だから、わたしが村に来た、と知れ渡ったら、それこそ村人全員に声をかけられるつもりでいた方がいい、とは事前に言っておいたが、それでもやっぱり緊張するらしい。
村人は貴族に対して、「お偉いさん」とひとくくりにしていて、現当主の名前すら怪しい人がざらにいる。だからこそ、馴れ馴れしくしてくるとは思う、とも言っておいたのだが、それもやっぱり慣れないようだ。
確かに、言われていて、心の準備をしていても緊張するときはするものだし……ディルミックの生活からして、そもそも人と接すること自体が少ないようだしね。
「お、この人がロディナちゃんの旦那かい?」
「そうです。かっこいいでしょ?」
「……あんたは昔から男の趣味が変わってるねえ」
やんわりと否定された。まあ、美醜の価値観自体は世界共通だからね。そこは仕方ない。面と向かって否定はしないし、何を言うのも思うのも自由だが、同調してくれるかはまた別問題なのである。
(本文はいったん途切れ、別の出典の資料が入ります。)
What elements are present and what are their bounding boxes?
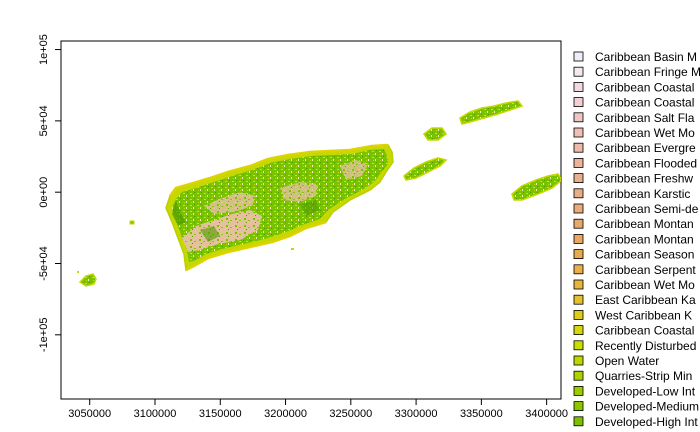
legend-label: Caribbean Karstic <box>595 187 690 201</box>
legend-label: Caribbean Season <box>595 248 694 262</box>
x-tick-label: 3250000 <box>329 408 372 420</box>
legend-swatch <box>573 66 584 77</box>
legend-swatch <box>573 309 584 320</box>
legend-swatch <box>573 325 584 336</box>
legend-swatch <box>573 82 584 92</box>
legend-swatch <box>573 97 584 107</box>
desecheo-islet <box>129 220 135 225</box>
legend-swatch <box>573 203 584 214</box>
legend-swatch <box>573 112 584 123</box>
vieques-island <box>402 157 448 181</box>
legend-swatch <box>573 173 584 184</box>
legend-swatch <box>573 51 584 62</box>
x-tick-label: 3200000 <box>264 408 307 420</box>
legend-swatch <box>573 385 584 396</box>
legend-label: Caribbean Coastal <box>595 96 694 110</box>
legend-label: Quarries-Strip Min <box>595 369 692 383</box>
x-axis: 3050000 3100000 3150000 3200000 3250000 33000… <box>68 398 568 420</box>
legend-label: Recently Disturbed <box>595 339 696 353</box>
legend-label: Caribbean Evergre <box>595 141 696 155</box>
legend-swatch <box>573 279 584 290</box>
legend-label: Caribbean Fringe M <box>595 65 700 79</box>
legend-swatch <box>573 188 584 199</box>
legend-label: Caribbean Wet Mo <box>595 278 695 292</box>
legend-label: West Caribbean K <box>595 308 692 322</box>
main-island <box>165 143 394 272</box>
legend-swatch <box>573 370 584 381</box>
legend-label: Caribbean Coastal <box>595 80 694 94</box>
legend-label: Caribbean Serpent <box>595 263 696 277</box>
legend-swatch <box>573 142 584 153</box>
legend-label: Caribbean Montan <box>595 217 694 231</box>
legend-swatch <box>573 294 584 305</box>
legend-swatch <box>573 340 584 351</box>
islands-layer <box>77 100 561 287</box>
west-islet <box>77 271 97 287</box>
st-thomas-island <box>459 100 524 125</box>
legend-swatch <box>573 218 584 229</box>
x-tick-label: 3050000 <box>68 408 111 420</box>
small-dot <box>291 248 294 250</box>
legend-label: Caribbean Coastal <box>595 324 694 338</box>
legend-label: Developed-Low Int <box>595 384 696 398</box>
y-tick-label: 0e+00 <box>38 177 50 208</box>
legend-swatch <box>573 157 584 168</box>
legend-label: Caribbean Flooded <box>595 156 697 170</box>
legend-label: Caribbean Montan <box>595 232 694 246</box>
y-axis: 1e+05 5e+04 0e+00 -5e+04 -1e+05 <box>38 34 62 353</box>
x-tick-label: 3300000 <box>395 408 438 420</box>
x-tick-label: 3350000 <box>460 408 503 420</box>
legend-swatch <box>573 233 584 244</box>
legend-label: Caribbean Basin M <box>595 50 697 64</box>
legend-swatch <box>573 401 584 412</box>
legend-label: Caribbean Salt Fla <box>595 111 695 125</box>
legend-label: Developed-High Int <box>595 415 698 429</box>
y-tick-label: 1e+05 <box>38 34 50 65</box>
x-tick-label: 3100000 <box>134 408 177 420</box>
legend-label: Developed-Medium <box>595 400 699 414</box>
legend-label: Open Water <box>595 354 659 368</box>
x-tick-label: 3150000 <box>199 408 242 420</box>
legend-swatch <box>573 127 584 138</box>
legend-swatch <box>573 355 584 366</box>
legend-swatch <box>573 416 584 427</box>
legend-label: Caribbean Freshw <box>595 172 693 186</box>
st-croix-island <box>511 173 561 201</box>
y-tick-label: -5e+04 <box>38 246 50 281</box>
culebra-island <box>422 127 448 141</box>
legend-label: East Caribbean Ka <box>595 293 696 307</box>
legend-swatch <box>573 249 584 260</box>
y-tick-label: -1e+05 <box>38 318 50 353</box>
legend-label: Caribbean Semi-de <box>595 202 699 216</box>
legend-swatch <box>573 264 584 275</box>
y-tick-label: 5e+04 <box>38 105 50 136</box>
x-tick-label: 3400000 <box>525 408 568 420</box>
legend-label: Caribbean Wet Mo <box>595 126 695 140</box>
でもいいのだ。わたしがディルミックを美しいと、好きだと思っていればそれでいいのだ。
というか、前世と美醜観が一緒だったらディルミックと結婚なんて出来なかったので。今の方が都合がいいまである。
「でも、ま、ロディナちゃんが幸せならいいんじゃないかい」
「そう――」
「はい、僕を選んでくれた彼女ですから、幸せにします」
そうでしょ、幸せなの、と言おうと思ったのに。ディルミックに先を越されてしまった。
ずるい!
顔に熱が集まるのが分かる。否定するのも嫌で、でも同意して、わたしも幸せにします、と言うのも、知り合いの前では流石に照れくさくて。
どうしようかと迷っていると、「お熱いねえ」とおばちゃんに言われてしまった。